I wrote most of this post late last year, so obviously circumstances have changed a tad, but my assumption is it’s all temporary – eventually things will get back to something approaching “normal”. Maybe not quite what it was last year, but the pattern of increasing travel demand will come back.
Works on the northern sections of William Street in the CBD to install tram platform stops and protected bicycle lanes were done during late-2019 – and it’s a great improvement, though there are some niggles, particularly the failure to widen overcrowded footpaths.

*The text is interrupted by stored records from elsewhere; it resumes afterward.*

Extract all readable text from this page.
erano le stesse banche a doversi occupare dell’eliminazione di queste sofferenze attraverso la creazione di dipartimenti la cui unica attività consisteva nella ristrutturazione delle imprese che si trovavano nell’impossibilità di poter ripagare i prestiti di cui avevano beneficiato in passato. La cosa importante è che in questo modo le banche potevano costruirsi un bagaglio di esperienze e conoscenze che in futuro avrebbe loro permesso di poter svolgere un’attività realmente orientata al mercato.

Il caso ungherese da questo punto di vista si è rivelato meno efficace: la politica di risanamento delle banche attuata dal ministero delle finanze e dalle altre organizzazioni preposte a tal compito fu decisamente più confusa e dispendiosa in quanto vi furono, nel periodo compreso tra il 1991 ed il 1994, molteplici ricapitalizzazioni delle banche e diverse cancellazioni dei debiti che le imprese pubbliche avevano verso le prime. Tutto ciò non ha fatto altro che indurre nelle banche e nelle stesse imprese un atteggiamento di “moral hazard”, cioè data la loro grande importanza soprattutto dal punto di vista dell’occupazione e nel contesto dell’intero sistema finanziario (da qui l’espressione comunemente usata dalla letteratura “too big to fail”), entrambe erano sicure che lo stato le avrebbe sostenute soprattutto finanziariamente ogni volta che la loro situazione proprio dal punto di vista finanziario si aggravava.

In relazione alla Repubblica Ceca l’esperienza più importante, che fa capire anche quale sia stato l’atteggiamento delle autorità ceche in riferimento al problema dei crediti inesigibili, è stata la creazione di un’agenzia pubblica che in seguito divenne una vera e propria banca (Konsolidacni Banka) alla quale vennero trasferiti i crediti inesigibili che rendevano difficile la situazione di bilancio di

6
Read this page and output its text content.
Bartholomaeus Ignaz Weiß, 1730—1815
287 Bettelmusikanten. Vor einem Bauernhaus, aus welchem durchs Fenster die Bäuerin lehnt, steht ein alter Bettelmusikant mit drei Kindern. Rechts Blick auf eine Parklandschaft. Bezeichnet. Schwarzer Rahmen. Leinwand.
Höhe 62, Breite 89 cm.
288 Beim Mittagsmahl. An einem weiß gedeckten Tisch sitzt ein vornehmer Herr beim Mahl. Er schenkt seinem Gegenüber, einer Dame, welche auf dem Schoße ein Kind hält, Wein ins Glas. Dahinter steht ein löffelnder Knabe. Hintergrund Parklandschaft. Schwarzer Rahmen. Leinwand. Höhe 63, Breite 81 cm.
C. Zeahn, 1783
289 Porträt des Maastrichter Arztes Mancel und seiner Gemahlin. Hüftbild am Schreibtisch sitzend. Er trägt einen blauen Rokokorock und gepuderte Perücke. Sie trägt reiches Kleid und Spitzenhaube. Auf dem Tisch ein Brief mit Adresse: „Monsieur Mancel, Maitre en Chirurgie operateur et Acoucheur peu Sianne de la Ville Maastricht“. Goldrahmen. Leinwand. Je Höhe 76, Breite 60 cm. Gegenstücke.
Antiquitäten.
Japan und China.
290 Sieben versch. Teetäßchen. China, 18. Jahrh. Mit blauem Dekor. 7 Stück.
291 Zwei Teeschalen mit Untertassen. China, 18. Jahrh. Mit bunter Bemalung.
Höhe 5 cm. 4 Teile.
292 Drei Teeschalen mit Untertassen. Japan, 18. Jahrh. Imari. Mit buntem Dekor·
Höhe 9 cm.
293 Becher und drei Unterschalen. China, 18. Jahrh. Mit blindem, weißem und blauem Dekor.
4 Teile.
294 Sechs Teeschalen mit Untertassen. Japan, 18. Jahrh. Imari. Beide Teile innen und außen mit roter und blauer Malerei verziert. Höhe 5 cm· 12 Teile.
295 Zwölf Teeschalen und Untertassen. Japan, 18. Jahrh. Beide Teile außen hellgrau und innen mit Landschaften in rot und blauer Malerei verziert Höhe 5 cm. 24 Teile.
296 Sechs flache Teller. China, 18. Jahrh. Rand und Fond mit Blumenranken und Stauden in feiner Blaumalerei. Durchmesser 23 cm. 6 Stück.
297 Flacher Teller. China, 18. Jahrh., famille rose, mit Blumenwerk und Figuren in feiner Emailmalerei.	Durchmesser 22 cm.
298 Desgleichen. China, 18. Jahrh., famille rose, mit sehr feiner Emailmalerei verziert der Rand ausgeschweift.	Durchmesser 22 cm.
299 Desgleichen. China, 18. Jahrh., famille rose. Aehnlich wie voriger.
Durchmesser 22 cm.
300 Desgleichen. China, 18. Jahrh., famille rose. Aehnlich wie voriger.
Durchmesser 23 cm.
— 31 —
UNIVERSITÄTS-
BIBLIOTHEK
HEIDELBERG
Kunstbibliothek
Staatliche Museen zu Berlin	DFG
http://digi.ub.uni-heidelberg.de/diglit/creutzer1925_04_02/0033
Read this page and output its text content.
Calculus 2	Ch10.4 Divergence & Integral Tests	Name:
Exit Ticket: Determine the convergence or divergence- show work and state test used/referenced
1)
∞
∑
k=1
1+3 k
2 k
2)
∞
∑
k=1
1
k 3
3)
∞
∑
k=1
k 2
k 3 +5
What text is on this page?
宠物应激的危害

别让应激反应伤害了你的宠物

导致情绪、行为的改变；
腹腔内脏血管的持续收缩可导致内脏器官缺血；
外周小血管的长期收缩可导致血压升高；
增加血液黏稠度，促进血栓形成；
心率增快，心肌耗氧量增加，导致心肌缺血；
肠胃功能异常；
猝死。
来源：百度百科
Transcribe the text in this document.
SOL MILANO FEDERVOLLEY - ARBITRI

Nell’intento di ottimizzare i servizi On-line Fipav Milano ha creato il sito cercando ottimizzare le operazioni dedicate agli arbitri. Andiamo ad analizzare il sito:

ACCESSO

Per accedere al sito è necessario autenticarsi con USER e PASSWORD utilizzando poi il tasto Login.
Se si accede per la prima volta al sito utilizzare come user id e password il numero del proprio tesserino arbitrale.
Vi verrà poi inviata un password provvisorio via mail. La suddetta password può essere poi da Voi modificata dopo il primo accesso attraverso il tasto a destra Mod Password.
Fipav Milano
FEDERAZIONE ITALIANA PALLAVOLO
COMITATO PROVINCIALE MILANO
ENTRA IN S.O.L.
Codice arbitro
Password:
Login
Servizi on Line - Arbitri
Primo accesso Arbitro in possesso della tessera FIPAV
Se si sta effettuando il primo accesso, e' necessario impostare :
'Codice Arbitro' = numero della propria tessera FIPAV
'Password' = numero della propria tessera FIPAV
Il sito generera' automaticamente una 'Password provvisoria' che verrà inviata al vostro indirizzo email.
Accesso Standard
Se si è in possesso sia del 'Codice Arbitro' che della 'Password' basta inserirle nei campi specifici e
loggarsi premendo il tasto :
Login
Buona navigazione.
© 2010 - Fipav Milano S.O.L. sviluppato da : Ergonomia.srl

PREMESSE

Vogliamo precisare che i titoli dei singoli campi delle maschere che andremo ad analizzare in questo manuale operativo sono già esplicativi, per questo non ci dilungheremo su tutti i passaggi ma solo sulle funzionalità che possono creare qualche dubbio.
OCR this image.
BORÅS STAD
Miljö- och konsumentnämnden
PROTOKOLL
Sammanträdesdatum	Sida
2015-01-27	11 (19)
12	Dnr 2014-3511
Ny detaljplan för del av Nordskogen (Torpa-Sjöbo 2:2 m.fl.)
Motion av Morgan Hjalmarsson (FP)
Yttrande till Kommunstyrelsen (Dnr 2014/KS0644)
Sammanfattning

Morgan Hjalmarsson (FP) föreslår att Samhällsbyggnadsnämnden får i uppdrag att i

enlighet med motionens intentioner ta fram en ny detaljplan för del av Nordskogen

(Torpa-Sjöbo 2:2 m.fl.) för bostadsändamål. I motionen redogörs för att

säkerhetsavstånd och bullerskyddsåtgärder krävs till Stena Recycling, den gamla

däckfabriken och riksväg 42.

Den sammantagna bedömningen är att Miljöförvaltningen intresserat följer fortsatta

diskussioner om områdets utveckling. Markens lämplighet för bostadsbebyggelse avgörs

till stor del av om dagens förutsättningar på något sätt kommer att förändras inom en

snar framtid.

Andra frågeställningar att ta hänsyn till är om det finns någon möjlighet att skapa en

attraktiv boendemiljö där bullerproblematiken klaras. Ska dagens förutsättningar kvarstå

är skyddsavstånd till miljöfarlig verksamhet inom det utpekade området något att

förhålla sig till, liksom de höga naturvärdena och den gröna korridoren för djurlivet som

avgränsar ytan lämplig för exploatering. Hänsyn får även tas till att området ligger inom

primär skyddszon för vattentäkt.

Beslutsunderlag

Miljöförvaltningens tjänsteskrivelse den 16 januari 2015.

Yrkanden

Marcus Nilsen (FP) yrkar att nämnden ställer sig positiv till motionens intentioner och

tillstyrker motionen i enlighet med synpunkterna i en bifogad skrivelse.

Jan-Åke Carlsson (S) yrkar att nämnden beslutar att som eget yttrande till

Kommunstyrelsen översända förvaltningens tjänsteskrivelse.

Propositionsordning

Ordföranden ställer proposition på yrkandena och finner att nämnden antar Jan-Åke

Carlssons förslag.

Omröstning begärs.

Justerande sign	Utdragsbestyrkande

The works period caused traffic headaches in the area, which highlighted issues with some CBD bus routes, particularly those connecting Fishermans Bend with Southern Cross Station: the 235 and 237.
These routes act as an important reverse commute connection: AM peak is busiest outbound as passengers change from trains to reach workplaces at Fishermans Bend, returning inbound in the PM peak to head home.
Once in the CBD, buses travel from Southern Cross Station along Collins Street, then Queen Street, and terminate at the Queen Victoria Market, before returning.
At least that’s the theory. In practice, even during normal traffic conditions, Collins Street is extremely congested through much of the day, and inbound buses often detour via other streets such as Bourke Street. This was a regular occurrence during 2019.
Fortunately this inbound detour only skips one stop (on Queen Street near Bourke Street) and it’s unlikely there are any inbound passengers wanting to catch the bus the last block or two to the terminus.
Bourke Street isn’t free-flowing traffic either of course.
But here’s the thing: these bus routes are very busy between Fishermans Bend and Southern Cross, but almost empty between Southern Cross and the Market.
In PM peak, the 237 bus is scheduled to take 22 minutes from the terminus at Port Melbourne to Southern Cross, then another 17 minutes to the Vic Market. But that 17 can easily blow out in peak hour traffic, and there are no bus lanes they can use. The 235 is similar.
Could buses use the tram lanes? Perhaps for some of their journey, though the number of buses risks clogging up the trams as well.
Delays to buses inbound cascade to delays outbound, as illustrated by this grab from the PTV app at 5:43pm on a Thursday night – note the 5:12pm bus, then expected at 5:55pm – some 43 minutes late.
A possible fix?
What if these bus routes terminated at Southern Cross Station, and didn’t enter the Hoddle Grid? The few passengers wanting to travel further in could connect via tram or train.
This is precisely what happened during the works period.
- Fewer delays entering the congested Hoddle Grid, especially Collins Street, meaning fewer delays, and less crowding on the busier part of the route
- Run more frequent services with the same number of drivers and buses, cutting waiting times and relieving crowding – on the section of the route that most needs it
- Very few passengers affected
- Collins Street is served by trams (including increased capacity just added), and Queen Street is still served by several other bus routes
- Loss of a one seat ride for people wanting to travel to/from Queen Street – but it appears hardly anybody is using this section
- Under normal circumstances, CBD trams are pretty packed, especially during evening peak
- Lack of train service from City Loop stations into Southern Cross makes some PM connections difficult
This last point will become less of a problem once the Caulfield Loop starts running anti-clockwise all day – which will happen when the new trains come into service. This could be an opportunity to change the buses as well.
A way of turning around terminating buses would need to be found. This might be a special traffic light sequence as at Queen Street/Flinders Lane, or some other mechanism. And space for layover/recovery time might also be needed.
To win, you need to play to your strengths. Buses running near-empty in heavy city traffic isn’t it. Connections within the CBD are better done by tram and train, as they are less prone to delays. Curtailing these routes at Southern Cross would bring a lot of benefits.
This is just one example of a possible change to bus routes that would bring positive benefits for passengers, both current and potential. There are plenty of others. For more, check the Melbourne On Transit blog
- A dump of Transdev punctuality stats in 2018 didn’t highlight the 235-237 as worst, though I wonder if delays are getting worse over time.
- But the related route 232 was one of the worst – probably due to Westgate Freeway delays. Potentially the 232 should also terminate at Southern Cross.